Except for Toyota, all major players have reduced incentives this year, raising per-vehicle margins.

"There is no faster way to profitability than to cut incentives," said Dave Cole, chairman of the Center for Automotive Research. "And the pressure on domestics to build more vehicles to spread legacy costs over more units is gone."

On May 1, car and truck stocks were each at a 56-day supply -- it's the fourth time they have matched in the past seven months. Over the same period, stocks have been near or below the 60-day supply the industry traditionally considers ideal.

It's a huge contrast to the inventory roller coaster in 2008 and most of 2009, when a sales collapse, fuel-price spike and bankruptcies created a spectacular glut and then cash for clunkers drained it. Industry supplies averaged 76 days in 2008 and 86 days in the first half of 2009.

Tony Schnurr, CEO of the Larry H. Miller Automotive Division, a 39-dealership group based in Salt Lake City, says manufacturers have helped dealers reduce inventory.

"All of them are managing inventory better than they ever have. And so are we," he said. "We have developed better tools, like internal dealership reports we didn't have before and more actively monitoring supplies of specific models."

For the past 12 months, General Motors and Chrysler have led the inventory reduction as they both went through and emerged from bankruptcy. Both have cut unit inventories 42 percent since last May 1. Chrysler Group's current 53-day supply contrasts with 114 days a year ago. GM slashed its days supply to a near-ideal 61 from 111.

GM spokesman Tom Henderson says substantially cutting production capacity and shedding four brands have helped the automaker manage production and inventory better.

"We're not the same company we were a year ago, and we're not faced with the same challenges," he said.

Among the automakers, the Detroit 3 have shed the lion's share of inventory because new labor contracts enabled them to control production, says Rebecca Lindland, IHS Global Insight's top North American analyst.

"It used to be more expensive to close factories because of UAW benefits like 95 percent pay [during layoffs] and the jobs bank," she said.

Current average industry supplies are lower than from 2004 to 2007, the back side of a nine-year plateau of U.S. annual sales above 16 million units, when automakers overbuilt and then boosted incentives to move excess stock. Annual average supplies then ranged from 64 to 73 days, or up to 4.3 million units, because of the higher volume.

Power's Schuster says with less capacity and a better cost structure, automakers might even break the build-and-incentivize cycle. "There is a focus on margin and not just keeping the factories running," he said.

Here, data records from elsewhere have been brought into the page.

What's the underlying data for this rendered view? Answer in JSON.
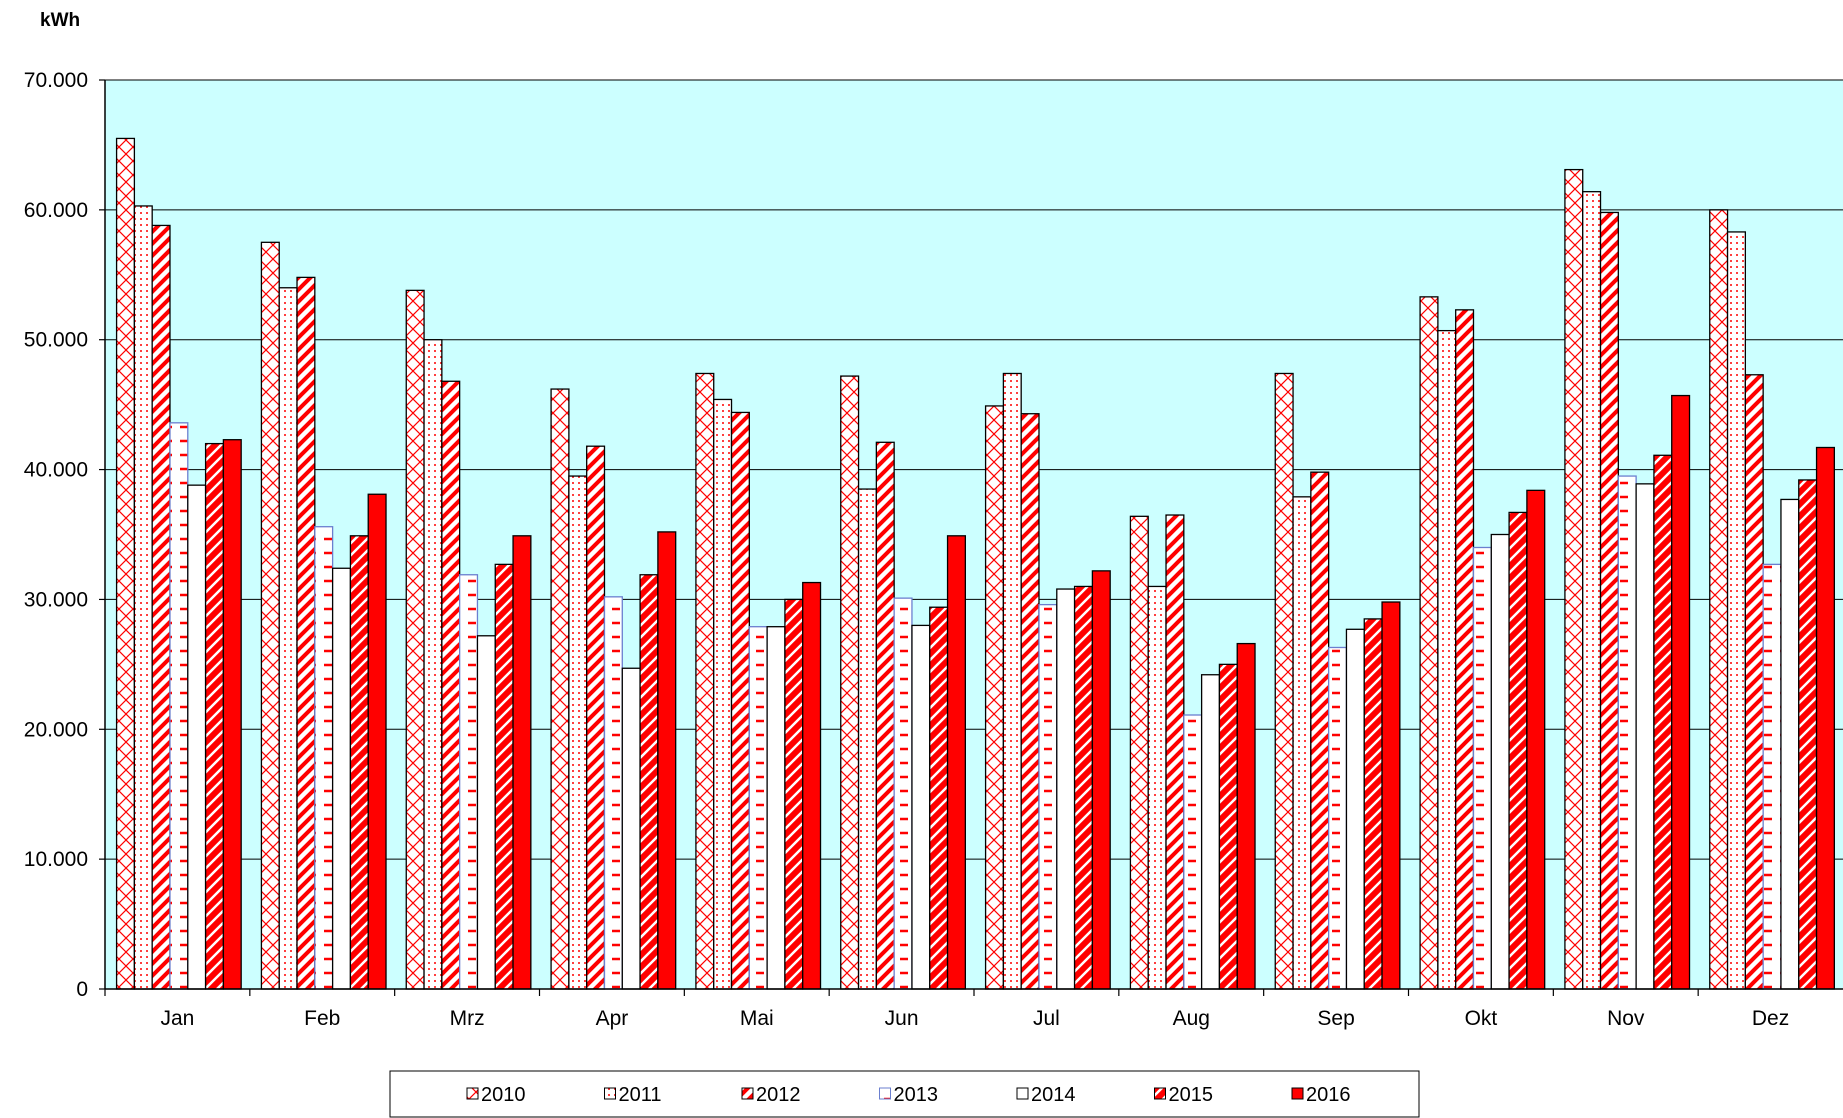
{
  "chart_data": {
    "type": "bar",
    "unit_label": "kWh",
    "categories": [
      "Jan",
      "Feb",
      "Mrz",
      "Apr",
      "Mai",
      "Jun",
      "Jul",
      "Aug",
      "Sep",
      "Okt",
      "Nov",
      "Dez"
    ],
    "ylim": [
      0,
      70000
    ],
    "y_ticks": [
      {
        "value": 0,
        "label": "0"
      },
      {
        "value": 10000,
        "label": "10.000"
      },
      {
        "value": 20000,
        "label": "20.000"
      },
      {
        "value": 30000,
        "label": "30.000"
      },
      {
        "value": 40000,
        "label": "40.000"
      },
      {
        "value": 50000,
        "label": "50.000"
      },
      {
        "value": 60000,
        "label": "60.000"
      },
      {
        "value": 70000,
        "label": "70.000"
      }
    ],
    "grid": true,
    "plot_background": "#ccffff",
    "legend_position": "bottom",
    "series": [
      {
        "name": "2010",
        "pattern": "crosshatch",
        "color": "#ff0000",
        "values": [
          65500,
          57500,
          53800,
          46200,
          47400,
          47200,
          44900,
          36400,
          47400,
          53300,
          63100,
          60000
        ]
      },
      {
        "name": "2011",
        "pattern": "dots",
        "color": "#ff0000",
        "values": [
          60300,
          54000,
          50000,
          39500,
          45400,
          38500,
          47400,
          31000,
          37900,
          50700,
          61400,
          58300
        ]
      },
      {
        "name": "2012",
        "pattern": "diagonal-stripes",
        "color": "#ff0000",
        "values": [
          58800,
          54800,
          46800,
          41800,
          44400,
          42100,
          44300,
          36500,
          39800,
          52300,
          59800,
          47300
        ]
      },
      {
        "name": "2013",
        "pattern": "dashes",
        "color": "#ff0000",
        "border": "#6b7fcf",
        "values": [
          43600,
          35600,
          31900,
          30200,
          27900,
          30100,
          29600,
          21100,
          26300,
          34000,
          39500,
          32700
        ]
      },
      {
        "name": "2014",
        "pattern": "plain",
        "color": "#ffffff",
        "values": [
          38800,
          32400,
          27200,
          24700,
          27900,
          28000,
          30800,
          24200,
          27700,
          35000,
          38900,
          37700
        ]
      },
      {
        "name": "2015",
        "pattern": "bold-diagonal-stripes",
        "color": "#ff0000",
        "values": [
          42000,
          34900,
          32700,
          31900,
          30000,
          29400,
          31000,
          25000,
          28500,
          36700,
          41100,
          39200
        ]
      },
      {
        "name": "2016",
        "pattern": "solid",
        "color": "#ff0000",
        "values": [
          42300,
          38100,
          34900,
          35200,
          31300,
          34900,
          32200,
          26600,
          29800,
          38400,
          45700,
          41700
        ]
      }
    ]
  }
}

Under the disciplined leadership of CEO Alan Mulally, Ford's mantra has been to match production to sales demand. Ford keeps reducing model complexity and working to turn stock faster to help dealers sell more with less inventory, says George Pipas, Ford Motor Co.'s chief sales analyst. And Ford is using more computer modeling. "It helps us determine what incentive is best to avoid building excess inventory." Pipas said. "We're also analyzing consumer preferences in specific geographic areas to get units in stock that sell the best."